Tomorrow’s practice, the future is now!

Just like the internet and smartphones changed the face of our planet, these new emerging technologies promise to revolutionise the way we work and engage with learning

In a few years time, professionals will gear up with an ‘extra cranial direct current stimulation helmet’ to enhance concentration and mental focus with the aim to absorb knowledge in one hour instead of sitting for a whole day in an update course or conference. They will then be able to spend more time networking and interacting with their peers. The day will be punctuated by optional meditation sessions to prepare for a learning session using biofeedback devices for optimisation.


In their daily practice, doctors will use AI-enabled software assistants who will take history from the patient while picking up facial communication clues and vital observations before it’s decided whether the patient needs to see the doctor at all. The doctor’s intervention will consist of a simple oversight of the digital assistant work with the ability to override decisions correct diagnoses and make therapeutic decisions from which the AI assistant will learn and get better with time, meaning that doctors interventions will grow more and more light touch and reserved to cases where human interaction is paramount or ads value to the case.


Sounds like Sci-fi? Well, a lot of this is already here! And it is only a matter of time before if filters to all of us. DARPA, the American Defence Advanced Research Projects Agency which is credited for laying the groundwork for the internet, GPS and Siri is leading research on Targeted Neuroplasticity Training (TNT) using non-invasive neurotechnology to boost the neurochemical signaling in the brain that mediates neuroplasticity and facilitates long term retention of new cognitive skills. The aim is to help soldiers significantly reduce the time they spend to learn a foreign language or improve marksmanship skills, etc. In 2013 Snowball et al from Oxford published a paper suggesting long term enhancement of maths skills in subjects using cognitive training and brain stimulation. Biofeedback devices using EEG to enhance meditation like MUSE2 can already be purchased in the open market and evidence that mindfulness meditation can improve focus and attention is piling up in peer-reviewed neuroscience journals.
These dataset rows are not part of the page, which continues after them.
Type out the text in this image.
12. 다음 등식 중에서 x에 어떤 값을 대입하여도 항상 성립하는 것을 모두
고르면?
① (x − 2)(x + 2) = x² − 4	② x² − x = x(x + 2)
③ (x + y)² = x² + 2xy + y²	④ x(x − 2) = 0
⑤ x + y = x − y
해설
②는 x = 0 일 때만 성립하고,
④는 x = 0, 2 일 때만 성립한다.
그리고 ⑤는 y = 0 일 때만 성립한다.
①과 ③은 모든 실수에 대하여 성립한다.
Companies like Babylon are already harvesting the power of AI and developing interfaces to take a history from patients and formulate differential diagnoses with a level of accuracy matching if not surpassing that of experienced doctors, the company claims. In June 2018 a GPonline article read:’Babylon’s AI outperforms average GP in MRCGP exam’.


Just like the internet and smartphones changed the face of our planet, these new emerging technologies promise to revolutionise the way we work and engage with learning. Biofeedback devices may never become mainstream but I believe the use of AI-assisted medicine is certainly becoming a reality and there is concern about the polarised ownership of this tech by a limited number of companies and the uneven plainfield this is creating. More needs to be done to ensure all medics have access to it to avoid unfair competition.


Amine Boughellam

GP Partner and Co-Founder, SimplyCPD.